---
title: "rnn(initialHiddenStates:inputHiddenWeight:hiddenHiddenWeight:bias:direction:activation:outputSequence:)"
framework: accelerate
role: symbol
role_heading: Instance Method
path: "accelerate/bnnsgraph/builder/tensor/rnn(initialhiddenstates:inputhiddenweight:hiddenhiddenweight:bias:direction:activation:outputsequence:)"
---

# rnn(initialHiddenStates:inputHiddenWeight:hiddenHiddenWeight:bias:direction:activation:outputSequence:)

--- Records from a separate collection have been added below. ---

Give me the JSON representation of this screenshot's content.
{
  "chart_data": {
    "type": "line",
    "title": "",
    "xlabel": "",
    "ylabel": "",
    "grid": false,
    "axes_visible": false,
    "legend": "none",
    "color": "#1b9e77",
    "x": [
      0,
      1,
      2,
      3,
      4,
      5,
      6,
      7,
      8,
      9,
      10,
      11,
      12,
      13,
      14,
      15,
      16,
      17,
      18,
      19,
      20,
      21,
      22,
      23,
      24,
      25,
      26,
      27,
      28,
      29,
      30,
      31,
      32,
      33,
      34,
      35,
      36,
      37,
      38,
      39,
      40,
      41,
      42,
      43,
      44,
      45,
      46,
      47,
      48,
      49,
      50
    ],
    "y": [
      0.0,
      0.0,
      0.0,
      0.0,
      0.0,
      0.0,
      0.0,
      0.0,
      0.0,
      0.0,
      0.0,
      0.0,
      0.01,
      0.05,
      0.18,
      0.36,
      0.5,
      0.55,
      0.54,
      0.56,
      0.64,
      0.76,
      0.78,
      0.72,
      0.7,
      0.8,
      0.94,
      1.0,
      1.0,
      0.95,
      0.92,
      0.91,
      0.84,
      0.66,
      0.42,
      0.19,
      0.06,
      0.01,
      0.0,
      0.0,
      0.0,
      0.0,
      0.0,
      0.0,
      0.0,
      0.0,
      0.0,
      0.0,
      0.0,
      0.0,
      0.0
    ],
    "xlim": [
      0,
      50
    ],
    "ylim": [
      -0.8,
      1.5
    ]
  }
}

Adds an RNN operation to the current graph.

## Declaration

```swift
func rnn(initialHiddenStates: BNNSGraph.Builder.Tensor<T>, inputHiddenWeight: BNNSGraph.Builder.Tensor<T>, hiddenHiddenWeight: BNNSGraph.Builder.Tensor<T>, bias: BNNSGraph.Builder.Tensor<T>, direction: BNNSGraph.Builder.Direction, activation: BNNSGraph.Builder.Activation, outputSequence: Bool) -> (output: BNNSGraph.Builder.Tensor<T>, hiddenStates: BNNSGraph.Builder.Tensor<T>)
```

## Parameters

- `initialHiddenStates`: The initial hidden states, with the shape (N, Hout), that the operation uses in the second matrix multiplication above when computing h[0, ...].
- `inputHiddenWeight`: The input-hidden weight with the shape (Hout, Hin).
- `hiddenHiddenWeight`: The hidden-hidden weight with the shape (Hout, Hout).
- `bias`: The bias (the sum of input-hidden and hidden-hidden biases) with the shape (Hout,).
- `direction`: An enumeration that specifies a forward or backward RNN.
- `activation`: An enumeration that controls the output activation function.
- `outputSequence`: When true, output is of shape (L, N, Hout) and contains hidden states from every step, h[:, ...]. When false, output is of shape (1, N, Hout) and contains hidden states from the last step, h[-1, ...].

## Discussion

Discussion For each time t, from 0 to L-1, this operation performs the following: h[t, ...] = activation(matmul(x[t, ...], inputHiddenWeight^T) +                        matmul(h[t-1, ...], hiddenHiddenWeight^T) +                        bias) The input tensor x is of shape (L, N, Hin). hiddenStates is of shape (N, Hout) and contains hidden states from the last step, h[-1, ...].